Imams reject rites for London killers
‘They are not martyrs ... and they are not following a path to paradise,’ one says.
LONDON — More than 100 Muslim leaders across Britain have joined forces to denounce the actions of the three London Bridge attackers by declaring that they will refuse to perform funeral prayers for them.
In an unprecedented show of solidarity and outrage at the latest terrorist incident to hit Britain, imams across the country are also urging other Muslim leaders to follow their example.
“We have always condemned all these type of atrocities, but we needed to send a strong message to these killers that what they have done is totally against the teachings of Islam,” said the head of chaplaincy at Barts Health NHS Trust in London, Sheik Yunus Dudhwala, one of the 130 imams who signed the statement.
There have previously been calls for the Muslim community in Britain to take tougher visible action against the perpetrators of terrorist acts, beyond just verbally condemning them.
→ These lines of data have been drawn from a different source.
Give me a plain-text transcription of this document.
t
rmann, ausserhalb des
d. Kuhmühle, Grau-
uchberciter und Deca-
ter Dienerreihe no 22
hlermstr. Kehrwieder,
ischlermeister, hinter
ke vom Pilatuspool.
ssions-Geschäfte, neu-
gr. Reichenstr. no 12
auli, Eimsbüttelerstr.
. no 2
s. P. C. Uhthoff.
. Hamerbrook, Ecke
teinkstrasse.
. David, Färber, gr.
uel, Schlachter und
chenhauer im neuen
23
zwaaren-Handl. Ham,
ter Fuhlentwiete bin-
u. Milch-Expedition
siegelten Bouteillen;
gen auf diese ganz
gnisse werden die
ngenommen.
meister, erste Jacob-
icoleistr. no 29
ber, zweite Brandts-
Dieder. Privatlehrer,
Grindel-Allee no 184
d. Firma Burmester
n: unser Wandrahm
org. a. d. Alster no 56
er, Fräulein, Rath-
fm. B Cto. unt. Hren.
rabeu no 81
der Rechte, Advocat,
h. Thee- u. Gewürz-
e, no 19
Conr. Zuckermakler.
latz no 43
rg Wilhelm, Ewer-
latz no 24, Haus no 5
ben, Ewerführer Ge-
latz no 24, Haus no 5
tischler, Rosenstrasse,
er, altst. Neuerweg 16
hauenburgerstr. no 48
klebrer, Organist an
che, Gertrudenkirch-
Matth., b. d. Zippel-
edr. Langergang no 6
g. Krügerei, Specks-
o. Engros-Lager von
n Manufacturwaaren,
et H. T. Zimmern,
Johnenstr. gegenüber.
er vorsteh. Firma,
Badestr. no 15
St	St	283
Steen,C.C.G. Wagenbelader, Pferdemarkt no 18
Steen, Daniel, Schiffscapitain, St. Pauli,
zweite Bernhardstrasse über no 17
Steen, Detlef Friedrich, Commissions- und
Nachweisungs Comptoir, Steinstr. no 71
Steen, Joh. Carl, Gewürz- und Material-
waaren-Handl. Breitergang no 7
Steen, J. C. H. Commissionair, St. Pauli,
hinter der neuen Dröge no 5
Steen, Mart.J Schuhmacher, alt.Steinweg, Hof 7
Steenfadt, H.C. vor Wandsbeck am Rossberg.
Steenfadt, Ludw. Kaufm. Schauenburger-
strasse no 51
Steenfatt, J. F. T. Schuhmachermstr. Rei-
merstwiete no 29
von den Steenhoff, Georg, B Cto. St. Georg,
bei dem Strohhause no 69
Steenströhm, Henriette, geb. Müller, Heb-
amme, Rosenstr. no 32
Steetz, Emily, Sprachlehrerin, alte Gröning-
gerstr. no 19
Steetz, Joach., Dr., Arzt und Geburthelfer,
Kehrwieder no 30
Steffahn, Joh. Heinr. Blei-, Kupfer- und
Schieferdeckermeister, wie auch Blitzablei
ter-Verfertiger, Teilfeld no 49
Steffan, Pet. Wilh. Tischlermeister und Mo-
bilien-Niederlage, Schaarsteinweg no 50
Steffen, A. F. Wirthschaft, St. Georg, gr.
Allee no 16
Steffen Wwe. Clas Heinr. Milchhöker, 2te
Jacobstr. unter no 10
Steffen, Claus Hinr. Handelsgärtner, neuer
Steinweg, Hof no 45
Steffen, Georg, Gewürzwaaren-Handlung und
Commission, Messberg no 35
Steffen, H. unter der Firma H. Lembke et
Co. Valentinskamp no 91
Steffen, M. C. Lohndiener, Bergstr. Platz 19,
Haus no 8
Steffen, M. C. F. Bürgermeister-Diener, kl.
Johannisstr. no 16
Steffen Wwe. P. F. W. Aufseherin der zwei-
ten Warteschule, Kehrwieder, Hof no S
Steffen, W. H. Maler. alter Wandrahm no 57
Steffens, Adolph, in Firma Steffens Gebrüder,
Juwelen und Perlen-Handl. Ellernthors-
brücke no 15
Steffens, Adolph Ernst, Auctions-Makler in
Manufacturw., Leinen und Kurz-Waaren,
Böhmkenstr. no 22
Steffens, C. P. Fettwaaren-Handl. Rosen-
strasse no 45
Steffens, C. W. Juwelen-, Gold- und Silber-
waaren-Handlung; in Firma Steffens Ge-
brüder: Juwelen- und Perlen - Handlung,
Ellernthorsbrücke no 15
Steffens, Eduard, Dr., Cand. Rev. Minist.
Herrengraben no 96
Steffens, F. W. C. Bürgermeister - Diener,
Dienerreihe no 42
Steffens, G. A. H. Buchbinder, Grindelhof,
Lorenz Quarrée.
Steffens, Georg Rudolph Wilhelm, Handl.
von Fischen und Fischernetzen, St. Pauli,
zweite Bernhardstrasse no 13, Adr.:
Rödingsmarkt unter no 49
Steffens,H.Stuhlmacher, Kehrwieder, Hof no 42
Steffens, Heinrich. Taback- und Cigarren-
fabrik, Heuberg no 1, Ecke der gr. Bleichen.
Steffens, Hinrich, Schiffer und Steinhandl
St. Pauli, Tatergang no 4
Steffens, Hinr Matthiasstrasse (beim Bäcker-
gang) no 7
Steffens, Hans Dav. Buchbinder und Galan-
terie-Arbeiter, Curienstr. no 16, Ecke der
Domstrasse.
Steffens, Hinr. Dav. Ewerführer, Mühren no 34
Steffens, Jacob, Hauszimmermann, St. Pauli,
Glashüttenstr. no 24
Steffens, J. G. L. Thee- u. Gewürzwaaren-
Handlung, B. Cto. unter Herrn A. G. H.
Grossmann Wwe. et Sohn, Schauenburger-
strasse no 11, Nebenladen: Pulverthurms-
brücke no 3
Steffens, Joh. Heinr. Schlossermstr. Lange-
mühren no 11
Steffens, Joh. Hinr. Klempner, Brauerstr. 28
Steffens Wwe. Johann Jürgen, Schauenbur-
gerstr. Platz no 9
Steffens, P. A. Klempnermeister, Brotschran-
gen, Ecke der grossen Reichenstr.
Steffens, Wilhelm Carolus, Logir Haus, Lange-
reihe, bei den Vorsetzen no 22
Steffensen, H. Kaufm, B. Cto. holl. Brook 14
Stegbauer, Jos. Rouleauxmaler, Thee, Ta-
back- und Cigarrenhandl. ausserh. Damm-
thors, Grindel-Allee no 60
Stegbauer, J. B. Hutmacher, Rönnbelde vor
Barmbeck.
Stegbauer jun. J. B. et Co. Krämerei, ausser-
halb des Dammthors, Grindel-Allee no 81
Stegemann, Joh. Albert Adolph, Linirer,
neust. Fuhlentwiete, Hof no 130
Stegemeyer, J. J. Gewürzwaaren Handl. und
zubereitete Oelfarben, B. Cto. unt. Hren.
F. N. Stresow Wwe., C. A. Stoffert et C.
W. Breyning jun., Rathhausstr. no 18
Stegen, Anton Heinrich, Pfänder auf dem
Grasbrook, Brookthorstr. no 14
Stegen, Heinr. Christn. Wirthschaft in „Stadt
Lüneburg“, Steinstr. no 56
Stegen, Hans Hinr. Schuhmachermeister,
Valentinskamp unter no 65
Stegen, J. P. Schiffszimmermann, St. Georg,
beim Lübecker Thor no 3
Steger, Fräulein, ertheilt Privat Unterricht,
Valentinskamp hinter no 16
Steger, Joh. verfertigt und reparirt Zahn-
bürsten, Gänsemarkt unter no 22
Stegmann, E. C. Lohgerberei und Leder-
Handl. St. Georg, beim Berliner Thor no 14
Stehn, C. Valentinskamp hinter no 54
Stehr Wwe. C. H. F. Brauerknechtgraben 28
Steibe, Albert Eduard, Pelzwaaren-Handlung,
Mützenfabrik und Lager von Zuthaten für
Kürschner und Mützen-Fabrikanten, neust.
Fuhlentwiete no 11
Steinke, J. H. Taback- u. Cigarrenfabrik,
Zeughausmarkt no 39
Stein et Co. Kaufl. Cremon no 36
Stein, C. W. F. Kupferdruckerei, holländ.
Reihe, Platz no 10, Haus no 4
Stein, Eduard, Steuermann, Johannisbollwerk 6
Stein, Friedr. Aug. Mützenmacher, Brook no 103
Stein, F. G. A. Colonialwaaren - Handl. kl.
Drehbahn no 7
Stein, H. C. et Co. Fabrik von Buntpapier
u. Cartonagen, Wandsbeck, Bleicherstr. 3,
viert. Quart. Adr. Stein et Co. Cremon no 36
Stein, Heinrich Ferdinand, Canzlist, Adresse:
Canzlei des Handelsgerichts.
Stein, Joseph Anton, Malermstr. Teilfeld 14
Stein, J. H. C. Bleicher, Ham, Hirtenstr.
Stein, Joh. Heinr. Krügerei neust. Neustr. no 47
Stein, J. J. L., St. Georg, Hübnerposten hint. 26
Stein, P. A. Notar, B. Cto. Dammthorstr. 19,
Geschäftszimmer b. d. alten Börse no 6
In 2015, then-Prime Minister David Cameron also angered the Muslim community by saying that it had to do more to tackle extremism and that it was time for the “silent majority” to stand up.
Muslims said at the time that Cameron was wrong to link a lack of social cohesion with extremism and terrorism, and they believed that they were being forced to constantly apologize for each terrorist attack carried out in their religion’s name.
But the frequency of the recent attacks in Britain by homegrown extremists has spurred the community into taking a more cohesive, strong stance against the actions of the terrorists, Dudhwala said.
The group said that denying a funeral prayer was one of the strongest messages its members are able to send to the wider Muslim community, because the prayer is the final moment the community offers acceptance to the deceased for the sins they may have committed.
“We are saying they are not martyrs, they are criminals, and they are not following a path to paradise,” Qari Asim, an imam in the city of Leeds said.
Sheik Asim Yusuf, an imam in Wolverhampton, added, “We hope it will give people pause.”